After that I made an appointment with the local yard to have the boat hauled. I could hear the prop pop off the shaft from the other side of the building!

I suggest waiting until you can get the yard to do it, or find or rent a proper puller if you diy.

Good luck!
 

Dave G.

1984 EY30+ Ludington, MI
Curious how the yard validated a nearly 100% increase in less than a months time ? That's some serious inflation. If that prop has been on there more than 5 years it will need serious heat and force to get off. Maybe an experienced diver could get it off but I think not. I recently had to remove my prop and had to use heat and a serious puller to break it free & I'm in freshwater.
 

wynkoop

Member III
There are three travel lifts "nearby" two of them are owned by the same yard, but located at different properties along the same waterway. The other is at a notoriously overpriced yard that rents land from the National Park Service.

There is a yard about 70 miles away that can get me out for $6/ft but I do not know if I can get in to them. They are in a small inlet off Barnaget Bay. I think at low water there is only 2 feet at the entrance of their channel.

There is an outfit on Staten Island that often has an advert on Craigslist for prop changing. They do some REALLY BIG props on workboats, so I expect they will have the skill and equipment.

As far as I know my prop has been in place since 1974.

Perhaps I should check with other yards that may be some distance, but may be cheaper. I am not against traveling a day or two to get the job done.
 

Dave G.

1984 EY30+ Ludington, MI
Yeah $20 a foot seems extremely high to me. It's around $5 here as I paid $150 to haul and splash with about an hour of hang time in between. You may want to check your cutless and the coupler end of the shaft while you're at it. The old "project creep" theory I know but this would be the time to make sure ALL is good to go. I started similar project to replace the coupler as it had a broken set screw. Of course I am now replacing the coupler, shaft, and cutless bearing. I was hoping to get a new prop this year but alas all the stuff in front of it has eroded that budget.
 

wynkoop

Member III
Dave G. everything you speak of was dealt with last summer when I was on the hard for the stuffing box change. I should have changed the prop then, but since I had no track record with the stock prop on the new engine I opted not to get a new prop until I discovered I could not make full RPM and I was limited to 4.25 knots.

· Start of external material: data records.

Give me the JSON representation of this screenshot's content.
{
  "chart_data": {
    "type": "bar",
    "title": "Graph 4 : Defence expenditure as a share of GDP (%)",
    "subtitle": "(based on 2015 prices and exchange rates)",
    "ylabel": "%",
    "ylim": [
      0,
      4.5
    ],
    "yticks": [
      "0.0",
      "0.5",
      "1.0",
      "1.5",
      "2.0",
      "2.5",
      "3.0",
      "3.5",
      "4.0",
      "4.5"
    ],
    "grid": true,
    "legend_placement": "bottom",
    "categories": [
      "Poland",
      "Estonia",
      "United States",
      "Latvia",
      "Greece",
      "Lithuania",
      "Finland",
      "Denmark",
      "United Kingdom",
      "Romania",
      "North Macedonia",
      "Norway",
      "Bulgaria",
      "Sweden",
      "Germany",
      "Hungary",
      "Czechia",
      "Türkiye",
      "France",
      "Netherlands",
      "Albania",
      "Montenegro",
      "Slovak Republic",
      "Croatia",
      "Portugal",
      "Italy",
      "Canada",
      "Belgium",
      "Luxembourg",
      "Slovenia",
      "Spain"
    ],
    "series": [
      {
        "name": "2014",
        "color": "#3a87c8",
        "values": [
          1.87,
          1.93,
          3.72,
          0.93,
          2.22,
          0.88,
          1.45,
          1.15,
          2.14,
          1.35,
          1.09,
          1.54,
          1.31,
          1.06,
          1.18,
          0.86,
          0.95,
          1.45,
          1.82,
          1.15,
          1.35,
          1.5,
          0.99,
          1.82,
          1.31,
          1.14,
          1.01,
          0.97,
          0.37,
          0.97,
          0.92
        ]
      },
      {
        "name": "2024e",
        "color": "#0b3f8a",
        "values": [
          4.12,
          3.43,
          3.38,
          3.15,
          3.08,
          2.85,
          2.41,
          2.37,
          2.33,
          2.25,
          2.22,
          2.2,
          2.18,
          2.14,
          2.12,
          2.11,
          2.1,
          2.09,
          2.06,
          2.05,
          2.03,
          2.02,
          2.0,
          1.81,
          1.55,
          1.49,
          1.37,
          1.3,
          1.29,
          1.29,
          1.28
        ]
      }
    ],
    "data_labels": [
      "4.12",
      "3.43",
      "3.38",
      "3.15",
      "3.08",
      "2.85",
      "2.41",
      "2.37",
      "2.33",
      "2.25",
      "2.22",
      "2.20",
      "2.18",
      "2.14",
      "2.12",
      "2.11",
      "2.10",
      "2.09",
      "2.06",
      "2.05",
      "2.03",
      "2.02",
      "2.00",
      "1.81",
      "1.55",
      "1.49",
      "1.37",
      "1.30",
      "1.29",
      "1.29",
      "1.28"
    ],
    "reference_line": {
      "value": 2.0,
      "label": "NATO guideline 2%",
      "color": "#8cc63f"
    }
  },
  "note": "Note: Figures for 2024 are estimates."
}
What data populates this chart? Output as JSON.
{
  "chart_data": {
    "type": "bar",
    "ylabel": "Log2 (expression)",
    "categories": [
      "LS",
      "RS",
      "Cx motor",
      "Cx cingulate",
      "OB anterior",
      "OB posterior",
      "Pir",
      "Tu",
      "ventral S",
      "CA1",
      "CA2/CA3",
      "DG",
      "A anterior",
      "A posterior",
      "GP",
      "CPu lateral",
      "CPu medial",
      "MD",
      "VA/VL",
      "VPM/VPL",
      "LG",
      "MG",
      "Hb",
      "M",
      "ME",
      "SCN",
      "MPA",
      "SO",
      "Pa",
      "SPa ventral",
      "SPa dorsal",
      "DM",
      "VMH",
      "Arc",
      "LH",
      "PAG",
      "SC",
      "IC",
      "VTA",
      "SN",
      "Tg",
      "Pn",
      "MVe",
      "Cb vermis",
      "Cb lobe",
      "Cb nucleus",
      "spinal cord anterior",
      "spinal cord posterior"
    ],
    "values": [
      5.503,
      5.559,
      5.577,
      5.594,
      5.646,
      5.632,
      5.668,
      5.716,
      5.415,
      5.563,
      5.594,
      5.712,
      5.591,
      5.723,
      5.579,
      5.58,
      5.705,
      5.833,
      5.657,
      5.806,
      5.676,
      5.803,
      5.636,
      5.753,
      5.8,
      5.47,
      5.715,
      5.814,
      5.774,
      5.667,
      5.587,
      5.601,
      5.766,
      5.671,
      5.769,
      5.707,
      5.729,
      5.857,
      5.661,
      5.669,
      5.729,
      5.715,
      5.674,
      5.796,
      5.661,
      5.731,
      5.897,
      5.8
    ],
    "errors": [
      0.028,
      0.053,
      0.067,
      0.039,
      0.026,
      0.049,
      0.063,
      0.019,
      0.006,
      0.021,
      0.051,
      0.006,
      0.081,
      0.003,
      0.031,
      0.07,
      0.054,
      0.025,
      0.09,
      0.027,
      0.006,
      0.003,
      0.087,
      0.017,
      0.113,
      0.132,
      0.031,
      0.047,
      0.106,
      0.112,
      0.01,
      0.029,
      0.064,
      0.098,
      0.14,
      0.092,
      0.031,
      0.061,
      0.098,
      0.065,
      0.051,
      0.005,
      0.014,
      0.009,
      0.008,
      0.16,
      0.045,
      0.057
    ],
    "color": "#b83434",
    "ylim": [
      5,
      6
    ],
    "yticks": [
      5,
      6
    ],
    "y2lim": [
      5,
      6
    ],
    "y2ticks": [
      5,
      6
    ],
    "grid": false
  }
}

I wish the stuffing box had not been leaking too bad for me to run the engine on the shift to the new marina. Had I known the performance hit I would have changed the prop last summer.

Well it seems that if I am going to do it myself against the bulkhead I will have to make sure I have a good puller.

Perhaps it is time to call the professionals and get a quote for underwater. I suspect if I took the boat to them it would be somewhat cheaper than if they have to travel to me.
 

Parrothead

Member III
I pull my prop at every haulout, bring it home for a pass on the wire wheel and reinstall it with lithium grease on the shaft taper. It's part of my regular haulout maintenance the same as replacing the shaft and strut zincs regardless of their condition.